Two days in a row, I had been receiving separate emails offering me huge amounts of money I can never ever earn even by working for 20 years.
One email came from someone who claimed to be from Singapore and is the external auditor for the United Overseas Bank. His name is Mr. Feng Zhao.
Mr. Zao said in the email that an investor with $15.7 million (not specified whether Singapore or United States dollar) died without any next of kin. He wanted me to act as the next of kin so that the money could be transferred to my account and for this effort, I will be given 20 percent of the amount plus the interest.
The other email came from a certain Azhar Asjad from Ivory Coast. Asjad said that his father was serving as director of a cocoa exporting board until he was assassinated by rebels in political uprising. His father left US$5.2 million which he and his mother wants to invest in my country in my name.
What huge amounts which could have been easily enticing but I was never enticed at all. I did not even spend one second to Google about them or the banks, places and circumstances mentioned. Had I done that, I would have lumped my self among their kind – the stupids.

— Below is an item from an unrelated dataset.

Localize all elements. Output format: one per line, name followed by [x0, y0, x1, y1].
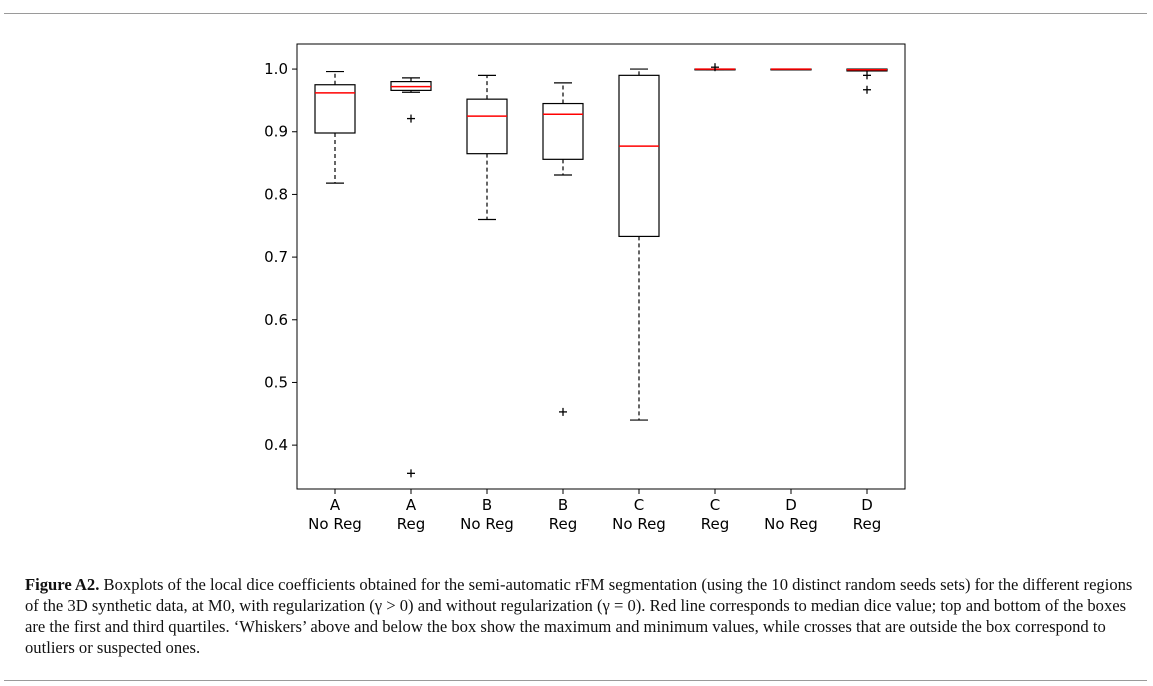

This kind of scheme, Phishing, as it also called because these scammers fish for information, has existed for many years already. In many phishing activities in past, those thieves use masked internet addresses to lure potential victims into their sites to give confidential information. Many big, legitimate and well known websites have been used by phishers. For instance, paypal and eBay have been used. What these criminals do is that they change a few characters in the address. Paypal.com can easily become paypa1.com. Can you notice that I just changed the letter “l” to the number “1”? The victim who does not notice this will land on a webpage that will look exactly as the page of the website that is being spoofed and he will begin to input the confidential data which will lead him to his doom.
This kind of activity has made 9.9 million Americans victims while costing financial and business institutions lose $48 billion in Septmber 2003, according to the Federal Trade Commission.
I am not sure how many have been lured through the email scheme. But for the record, these email phishing is really easy to spot. First, the grammar is atrocious. Second, the offer is too good to be true. Third, a total stranger offers huge amounts to another stranger.
I pity these scammers but I pity the victims even more. Perhaps everything boils down to one common factor in both parties: greed. Ignorance is tolerable but greed is not.
I take consolation on the fact that despite the advances in technology, phishing scheme has deteriorated very badly. Read the emails and notice the grammar and spelling and you will know why.